Rootprints - May 26, 2021
What’s the difference between Memorial Day and Veterans Day?
On both Memorial Day and Veterans Day we pause to honor the countless veterans who have served our country. Memorial Day, celebrated in the month of May, commemorates men and women who have passed while in military service, particularly those who died in combat or because of wounds sustained in battle. In 1971, Memorial Day became a national holiday by an act of Congress and is now celebrated annually on the last Monday in May.
Veterans Day, celebrated in November, is a day to thank and honor ALL military members who have served our country, in wartime or peacetime, whether they have perished or survived.
Symbolism of the Poppy and Memorial Day
In the battlefields of Europe, the common red field poppy was one of the first plants to emerge after World War l. Seeing the poppies scattered throughout the battlefield surrounding his artillery position in Belgium, John McCrae, a Canadian soldier and physician, was inspired to write the poem “In Flanders Fields” in 1915. In 1918, an American woman named Moina Michael was compelled to make a personal pledge after reading “In Flander’s Fields” and wrote the poem “We Shall Keep the Faith.” From that day forward, Moina vowed to wear a red poppy of Flanders Fields as a sign of remembrance.
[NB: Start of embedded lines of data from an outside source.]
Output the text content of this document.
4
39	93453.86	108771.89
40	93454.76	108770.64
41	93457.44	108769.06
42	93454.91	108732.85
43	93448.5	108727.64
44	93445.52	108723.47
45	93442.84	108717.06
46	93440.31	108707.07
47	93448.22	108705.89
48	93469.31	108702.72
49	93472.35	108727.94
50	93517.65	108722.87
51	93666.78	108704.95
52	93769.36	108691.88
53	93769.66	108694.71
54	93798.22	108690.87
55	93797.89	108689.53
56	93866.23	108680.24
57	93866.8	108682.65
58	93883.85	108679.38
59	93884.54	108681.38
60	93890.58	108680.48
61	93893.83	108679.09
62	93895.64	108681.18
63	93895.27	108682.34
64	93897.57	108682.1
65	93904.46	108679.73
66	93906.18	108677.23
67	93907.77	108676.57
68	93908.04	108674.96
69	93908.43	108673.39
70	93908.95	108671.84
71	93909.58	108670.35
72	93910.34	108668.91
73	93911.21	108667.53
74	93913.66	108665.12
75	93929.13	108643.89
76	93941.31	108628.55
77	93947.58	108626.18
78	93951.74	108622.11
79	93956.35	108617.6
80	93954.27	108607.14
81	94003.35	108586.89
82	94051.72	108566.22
Thus, the symbolism of wearing a single red poppy was formed to remember those killed in the Great War. Old Farmer's Almanac. “Memorial Day 2021.”
Sources: Old Farmer's Almanac, www.almanac.com/content/when-memorial-day. “We Shall Keep the Faith.” First World War Poems - We Shall Keep The Faith by Moina Michael, www.greatwar.co.uk/poems/moina-michael-we-shall-keep-faith.htm
“We Shall Keep the Faith” by Moina Michael, November 1918
Oh! you who sleep in Flanders Fields, Sleep sweet – to rise anew! We caught the torch you threw And holding high, we keep the Faith With All who died.
We cherish, too, the poppy red That grows on fields where valor led; It seems to signal to the skies That blood of heroes never dies, But lends a lustre to the red Of the flower that blooms above the dead In Flanders Fields.
And now the Torch and Poppy Red We wear in honor of our dead. Fear not that ye have died for naught; We’ll teach the lesson that ye wrought In Flanders Fields.